Le Royaume s’affirme comme un partenaire du Sud crédible et solidaire et n’a pas hésité à venir en aide à son voisin européen, que ce soit lors des récentes coupures d’électricité ou lors des inondations ayant frappé plusieurs villes espagnoles.
Cette relation de partenariat équilibré, impulsée par le Premier ministre Pedro Sánchez et son Parti socialiste, tranche avec les positions plus rétrogrades d’une frange de la droite espagnole, nostalgique d’une ère révolue, indique le quotidien Al Ahdath Al Maghribia dans son édition de ce mercredi 16 juillet.
Le Parti populaire (PP), aujourd’hui dirigé par Alberto Núñez Feijóo, illustre ce retour en arrière.
Là où ses prédécesseurs avaient adopté une approche pragmatique vis-à-vis de Rabat, Feijóo tente de raviver une ligne dure, notamment sur la question du Sahara, écrit-on.
Lors de son dernier congrès national, le PP a ignoré ouvertement la décision historique du gouvernement Sánchez de reconnaître la souveraineté marocaine sur le Sahara.
Pire encore, le parti a invité un représentant du Polisario à son congrès, provoquant un tollé, relève Al Ahdath Al Maghribia.

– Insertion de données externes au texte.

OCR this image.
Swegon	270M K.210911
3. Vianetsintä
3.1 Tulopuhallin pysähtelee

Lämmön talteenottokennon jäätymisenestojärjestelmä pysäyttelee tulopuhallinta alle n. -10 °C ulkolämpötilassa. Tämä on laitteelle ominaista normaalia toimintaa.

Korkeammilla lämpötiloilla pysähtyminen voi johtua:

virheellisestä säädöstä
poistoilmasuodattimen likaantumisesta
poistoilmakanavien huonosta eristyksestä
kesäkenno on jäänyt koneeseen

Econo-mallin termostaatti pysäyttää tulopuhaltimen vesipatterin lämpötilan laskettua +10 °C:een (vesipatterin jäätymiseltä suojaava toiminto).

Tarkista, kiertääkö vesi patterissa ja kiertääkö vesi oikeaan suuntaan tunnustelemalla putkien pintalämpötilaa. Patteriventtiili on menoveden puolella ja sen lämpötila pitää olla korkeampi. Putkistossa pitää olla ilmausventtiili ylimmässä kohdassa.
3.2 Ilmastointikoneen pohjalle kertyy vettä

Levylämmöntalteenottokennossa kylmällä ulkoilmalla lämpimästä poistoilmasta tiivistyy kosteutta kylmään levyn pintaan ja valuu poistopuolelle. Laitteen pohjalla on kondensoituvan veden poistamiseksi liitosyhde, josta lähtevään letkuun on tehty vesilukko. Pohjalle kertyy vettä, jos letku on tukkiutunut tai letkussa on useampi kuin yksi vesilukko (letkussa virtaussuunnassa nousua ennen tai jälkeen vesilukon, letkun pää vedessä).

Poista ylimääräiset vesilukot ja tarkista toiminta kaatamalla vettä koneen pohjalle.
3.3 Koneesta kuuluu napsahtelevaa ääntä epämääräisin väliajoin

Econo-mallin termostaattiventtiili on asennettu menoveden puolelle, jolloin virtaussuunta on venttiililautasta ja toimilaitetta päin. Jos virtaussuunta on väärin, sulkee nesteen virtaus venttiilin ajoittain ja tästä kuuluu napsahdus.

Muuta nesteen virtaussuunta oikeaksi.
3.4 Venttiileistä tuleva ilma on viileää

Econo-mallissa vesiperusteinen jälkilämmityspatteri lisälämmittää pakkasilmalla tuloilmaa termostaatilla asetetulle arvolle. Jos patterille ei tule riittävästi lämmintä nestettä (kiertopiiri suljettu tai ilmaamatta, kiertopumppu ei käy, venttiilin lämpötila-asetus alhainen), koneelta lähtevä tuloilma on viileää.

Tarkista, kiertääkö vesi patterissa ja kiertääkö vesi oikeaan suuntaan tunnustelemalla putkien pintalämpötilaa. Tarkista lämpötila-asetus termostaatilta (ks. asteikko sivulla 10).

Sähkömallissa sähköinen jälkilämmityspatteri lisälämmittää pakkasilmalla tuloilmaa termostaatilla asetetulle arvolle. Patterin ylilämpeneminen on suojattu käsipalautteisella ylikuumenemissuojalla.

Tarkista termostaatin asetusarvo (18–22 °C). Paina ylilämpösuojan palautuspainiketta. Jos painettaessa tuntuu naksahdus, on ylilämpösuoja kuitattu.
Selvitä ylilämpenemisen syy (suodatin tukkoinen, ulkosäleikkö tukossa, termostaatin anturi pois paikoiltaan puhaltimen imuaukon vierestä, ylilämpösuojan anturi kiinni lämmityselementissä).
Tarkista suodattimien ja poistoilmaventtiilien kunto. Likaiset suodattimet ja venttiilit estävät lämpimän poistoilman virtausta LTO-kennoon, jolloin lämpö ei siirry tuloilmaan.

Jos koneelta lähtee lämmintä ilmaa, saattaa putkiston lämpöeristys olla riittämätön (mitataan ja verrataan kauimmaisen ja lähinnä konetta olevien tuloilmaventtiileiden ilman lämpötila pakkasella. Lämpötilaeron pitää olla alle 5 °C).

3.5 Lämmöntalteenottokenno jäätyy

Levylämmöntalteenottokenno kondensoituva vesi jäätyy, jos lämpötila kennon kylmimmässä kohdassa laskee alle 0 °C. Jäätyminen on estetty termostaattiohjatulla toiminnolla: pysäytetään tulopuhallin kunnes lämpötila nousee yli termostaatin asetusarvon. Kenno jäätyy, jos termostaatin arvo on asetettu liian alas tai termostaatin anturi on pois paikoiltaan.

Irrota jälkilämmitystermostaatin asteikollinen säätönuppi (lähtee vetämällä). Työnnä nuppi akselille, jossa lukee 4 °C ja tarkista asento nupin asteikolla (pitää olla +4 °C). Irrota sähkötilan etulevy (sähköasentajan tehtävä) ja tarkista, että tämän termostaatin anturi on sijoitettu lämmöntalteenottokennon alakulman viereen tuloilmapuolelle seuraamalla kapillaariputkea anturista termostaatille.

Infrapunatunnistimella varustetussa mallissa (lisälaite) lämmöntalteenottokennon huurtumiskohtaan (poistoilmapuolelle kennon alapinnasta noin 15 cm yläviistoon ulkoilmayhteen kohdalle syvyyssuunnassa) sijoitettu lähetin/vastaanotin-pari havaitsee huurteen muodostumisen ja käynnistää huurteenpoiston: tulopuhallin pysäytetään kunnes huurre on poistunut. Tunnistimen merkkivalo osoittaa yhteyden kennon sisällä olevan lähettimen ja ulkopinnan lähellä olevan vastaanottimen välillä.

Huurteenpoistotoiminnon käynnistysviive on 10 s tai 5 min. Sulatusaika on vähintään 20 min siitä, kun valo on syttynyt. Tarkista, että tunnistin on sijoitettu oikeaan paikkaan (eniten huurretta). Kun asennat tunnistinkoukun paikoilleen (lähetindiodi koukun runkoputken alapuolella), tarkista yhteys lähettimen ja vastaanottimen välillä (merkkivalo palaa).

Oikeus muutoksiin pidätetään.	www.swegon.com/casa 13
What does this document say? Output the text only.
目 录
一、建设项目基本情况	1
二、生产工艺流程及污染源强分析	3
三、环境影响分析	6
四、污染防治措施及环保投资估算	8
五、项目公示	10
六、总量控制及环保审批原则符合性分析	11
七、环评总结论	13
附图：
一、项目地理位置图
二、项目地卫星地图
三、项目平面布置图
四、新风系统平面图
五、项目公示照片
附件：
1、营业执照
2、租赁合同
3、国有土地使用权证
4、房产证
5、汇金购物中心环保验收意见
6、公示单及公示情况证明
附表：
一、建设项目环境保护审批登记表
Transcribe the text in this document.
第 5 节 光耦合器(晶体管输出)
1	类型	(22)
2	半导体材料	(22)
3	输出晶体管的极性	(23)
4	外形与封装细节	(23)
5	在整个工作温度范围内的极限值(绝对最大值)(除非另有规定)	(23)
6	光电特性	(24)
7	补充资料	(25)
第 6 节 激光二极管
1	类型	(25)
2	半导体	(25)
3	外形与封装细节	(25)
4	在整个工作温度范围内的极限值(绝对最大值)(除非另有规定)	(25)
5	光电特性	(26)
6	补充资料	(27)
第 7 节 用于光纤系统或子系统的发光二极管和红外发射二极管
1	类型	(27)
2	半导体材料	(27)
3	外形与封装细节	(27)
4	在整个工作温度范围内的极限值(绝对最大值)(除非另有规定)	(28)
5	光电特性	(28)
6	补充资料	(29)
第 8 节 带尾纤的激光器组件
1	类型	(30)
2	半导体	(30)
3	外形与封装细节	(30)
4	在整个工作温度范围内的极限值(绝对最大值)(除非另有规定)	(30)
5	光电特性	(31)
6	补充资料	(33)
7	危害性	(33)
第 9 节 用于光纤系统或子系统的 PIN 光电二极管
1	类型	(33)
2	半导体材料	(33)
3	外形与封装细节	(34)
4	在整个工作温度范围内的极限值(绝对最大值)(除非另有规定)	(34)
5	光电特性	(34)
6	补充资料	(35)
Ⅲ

Cette démarche a notamment suscité l’indignation de l’Association des victimes du terrorisme des îles Canaries, qui y voit une «insulte directe» aux familles touchées par les attaques menées par le Polisario dans les années 1970 et 1980 contre des navires de pêche et des intérêts civils espagnols.
L’association rappelle qu’au moins 300 victimes, majoritairement originaires des Canaries, ont payé de leur vie ces opérations qualifiées de terroristes.
Elle somme le PP de corriger ce qu’elle décrit comme une «faute historique» et de ne pas effacer ces victimes de la mémoire collective.
Dans le même élan, le parti marocain de l’Istiqlal a interpellé le chef du PP pour clarifier sa position sur le Sahara, soulignant que la proposition marocaine d’autonomie de 2007 reste «la seule base réaliste et crédible pour clore ce conflit» à l’heure où de plus en plus de pays soutiennent Rabat.
Sur le terrain, ce climat politique tendu se double d’incidents inquiétants, une œuvre du parti d’extrême-droite Vox.
À Murcie, des Marocains ont récemment été pris pour cibles lors d’agressions à caractère raciste, dans un contexte marqué par une rhétorique hostile et des appels à la haine.
Là encore Vox, et dans une moindre mesure le PP, sont accusés d’exploiter la carte marocaine à des fins de politique intérieure.
Cette instrumentalisation pourrait compromettre les acquis de la relation marocco-espagnole, notamment la gestion commune de dossiers sensibles comme celui des douanes aux postes frontières de Sebta et Melilla, alerte Al Ahdath Al Maghribia.
La reprise du transit commercial, arrachée de haute lutte après des années de blocage, est aujourd’hui de nouveau menacée.
Dans ce contexte, le ministre marocain des Affaires étrangères, Nasser Bourita, s’est entretenu lundi à Bruxelles avec son homologue espagnol, José Manuel Albares, en marge d’une réunion entre l’Union européenne et les pays du voisinage sud.
Bien qu’aucun communiqué officiel n’ait détaillé l’échange, Albares a confirmé que la question des douanes à Sebta et Melilla figurait à l’agenda, de même que les récentes attaques contre les ressortissants marocains.
Pour Madrid, la sortie de crise passe par le respect des engagements pris avec Rabat.
José Manuel Albares a d’ailleurs pointé du doigt ceux qui, selon lui, «cherchent à saboter la bonne entente entre les deux pays», accusés de jouer avec les intérêts nationaux pour un calcul électoral à courte vue.